Aminata is a pastorial story of a tyrant Chief, Adikali Momo who can marry any woman or underage girl of his taste in his chiefdom. This time, he wants Kelfala (Mohamed Bobson Kamara), the village drunk’s daughter, Aminata (Aissatou Bah) to be his nineteenth wife. Being a poor husband, Kelfala is easy to consent to the marriage, but his wife, Aminata’s mother couldn’t because her brother was once murdered by the same chief for dating a girl the chief wanted. However, the chief must have his way if not, Kelfala and his wife would be banished from the village. That is what the poyo drinking courtiers make us believe.

Chief Adikali Momo (Muctar Cole/screenwriter) must always have his way, even if it takes to rape the poor girl, Aminata, which he does, while his guards beat Philip, her youthful lover to the point of losing his mind. Aminata runs from the houshold and during her odyssey to nowhere, she’s rescued by a loving family, in whose home she delivers Chief Adikali’s baby boy and, she’s later put in school and goes on to become a lawyer, and comes back to prosecute her raper, Chief Momo and put him away for all the injustices. There’s a grand resolution to this flick, as Philip, once considered dead or insane arrives in a jeep, grown and successful, upon the crowning ceremony of Aminata’s son, and both have a long kiss as the movie fades out.

Aminata is a straight forward story that has the characteristics of the nusery recitation, “The house that Jack Built”, one reads in elementary. The plots are many here, and are arranged by incident building on another incident. Any story that could not be summerized in one sentence has a plot defect, such as Aminata. Summarily one can claim Aminata to be the underdog versus the status quo, wherein the underdog becomes the topdog in the end.

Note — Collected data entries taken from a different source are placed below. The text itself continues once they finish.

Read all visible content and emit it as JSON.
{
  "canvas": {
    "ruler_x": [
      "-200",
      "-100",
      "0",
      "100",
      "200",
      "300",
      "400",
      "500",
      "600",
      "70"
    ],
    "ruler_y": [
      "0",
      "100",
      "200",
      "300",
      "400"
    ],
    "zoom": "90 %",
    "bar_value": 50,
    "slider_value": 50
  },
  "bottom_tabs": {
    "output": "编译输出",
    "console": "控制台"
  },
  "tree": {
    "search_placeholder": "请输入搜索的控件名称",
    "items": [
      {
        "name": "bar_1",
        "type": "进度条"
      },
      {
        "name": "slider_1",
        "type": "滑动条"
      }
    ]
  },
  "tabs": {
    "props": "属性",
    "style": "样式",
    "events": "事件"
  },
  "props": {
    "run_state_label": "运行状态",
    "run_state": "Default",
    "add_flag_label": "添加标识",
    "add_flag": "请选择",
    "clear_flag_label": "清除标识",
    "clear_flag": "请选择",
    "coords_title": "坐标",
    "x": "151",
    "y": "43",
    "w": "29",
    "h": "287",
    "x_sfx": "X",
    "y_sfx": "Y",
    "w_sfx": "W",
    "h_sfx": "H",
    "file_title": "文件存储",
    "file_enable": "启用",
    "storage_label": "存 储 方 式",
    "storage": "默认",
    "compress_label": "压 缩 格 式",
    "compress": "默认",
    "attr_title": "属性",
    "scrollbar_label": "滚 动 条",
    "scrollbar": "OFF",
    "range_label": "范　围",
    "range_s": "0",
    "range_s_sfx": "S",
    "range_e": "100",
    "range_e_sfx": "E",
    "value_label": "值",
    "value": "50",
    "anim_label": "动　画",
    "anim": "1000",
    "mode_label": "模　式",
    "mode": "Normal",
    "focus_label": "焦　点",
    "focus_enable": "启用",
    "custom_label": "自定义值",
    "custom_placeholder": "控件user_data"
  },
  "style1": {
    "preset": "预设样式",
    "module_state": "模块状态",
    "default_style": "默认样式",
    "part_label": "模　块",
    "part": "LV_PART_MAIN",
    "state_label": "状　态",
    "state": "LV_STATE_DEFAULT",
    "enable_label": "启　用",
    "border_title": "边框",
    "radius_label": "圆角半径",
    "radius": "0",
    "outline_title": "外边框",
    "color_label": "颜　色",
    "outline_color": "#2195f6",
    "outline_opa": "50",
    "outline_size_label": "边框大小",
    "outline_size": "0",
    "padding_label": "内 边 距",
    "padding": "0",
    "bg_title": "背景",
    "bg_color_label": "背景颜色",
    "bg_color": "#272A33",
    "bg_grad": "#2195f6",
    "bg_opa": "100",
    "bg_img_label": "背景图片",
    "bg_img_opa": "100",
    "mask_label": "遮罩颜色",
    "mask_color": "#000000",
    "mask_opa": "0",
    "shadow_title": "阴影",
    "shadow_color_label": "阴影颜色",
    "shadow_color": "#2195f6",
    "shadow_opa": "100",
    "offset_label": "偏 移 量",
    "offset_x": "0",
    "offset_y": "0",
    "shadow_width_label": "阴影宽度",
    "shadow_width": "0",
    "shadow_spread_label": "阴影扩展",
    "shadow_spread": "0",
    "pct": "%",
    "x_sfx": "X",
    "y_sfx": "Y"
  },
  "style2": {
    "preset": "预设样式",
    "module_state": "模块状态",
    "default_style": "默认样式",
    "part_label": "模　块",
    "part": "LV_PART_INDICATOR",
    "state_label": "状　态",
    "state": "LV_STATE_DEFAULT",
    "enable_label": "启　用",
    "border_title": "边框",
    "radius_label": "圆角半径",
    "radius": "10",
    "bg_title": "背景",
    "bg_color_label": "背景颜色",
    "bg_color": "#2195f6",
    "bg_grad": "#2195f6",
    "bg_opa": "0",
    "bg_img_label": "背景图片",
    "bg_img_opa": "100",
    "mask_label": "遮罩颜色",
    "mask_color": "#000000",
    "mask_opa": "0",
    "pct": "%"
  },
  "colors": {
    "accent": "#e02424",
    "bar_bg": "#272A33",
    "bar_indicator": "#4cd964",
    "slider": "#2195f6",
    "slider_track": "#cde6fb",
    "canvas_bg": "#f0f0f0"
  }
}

The actors, Muctar Cole (Chief Adikali) and Mohamed Bobson Kamara (Kelfala) seem to be veteran actors for, their postures and deliveries aren’t forceful, and they both prove helpful in making other actors come alive. However, the younger Aminata and philip do not have the same screen nuances and ideosyncracies of the older ones which to a trained eye create unbelievable screen characters. One is easy to observe the unbelievable screen time from when Aminata dissppears from the village, and the chief’s guards looking for her to the scene where she vomits, indicating pregnancy.

One characteristic trait of Aminata is that  writers, producers, cinematographers, and actors produced a piece of art that uniquely fits Sierra Leone, because imitating productions of neighboring Nigeria and Ghana would have killed the essense of the final product. The dawning of the day like cocks crowing, in this little village in the opening sequence of Aminata, ironically marks the dawning of new age of cinema in this West African enclave once referred to as, Athens of West Africa. Soon, larger than life celebs in the likes of Genenvieve Nnaji, Kanayo .O. Kanayo, Rita Dominic, John Okafor (Mr. Ibu) etc shall be cropping up all over the place. Kudos, mister producer!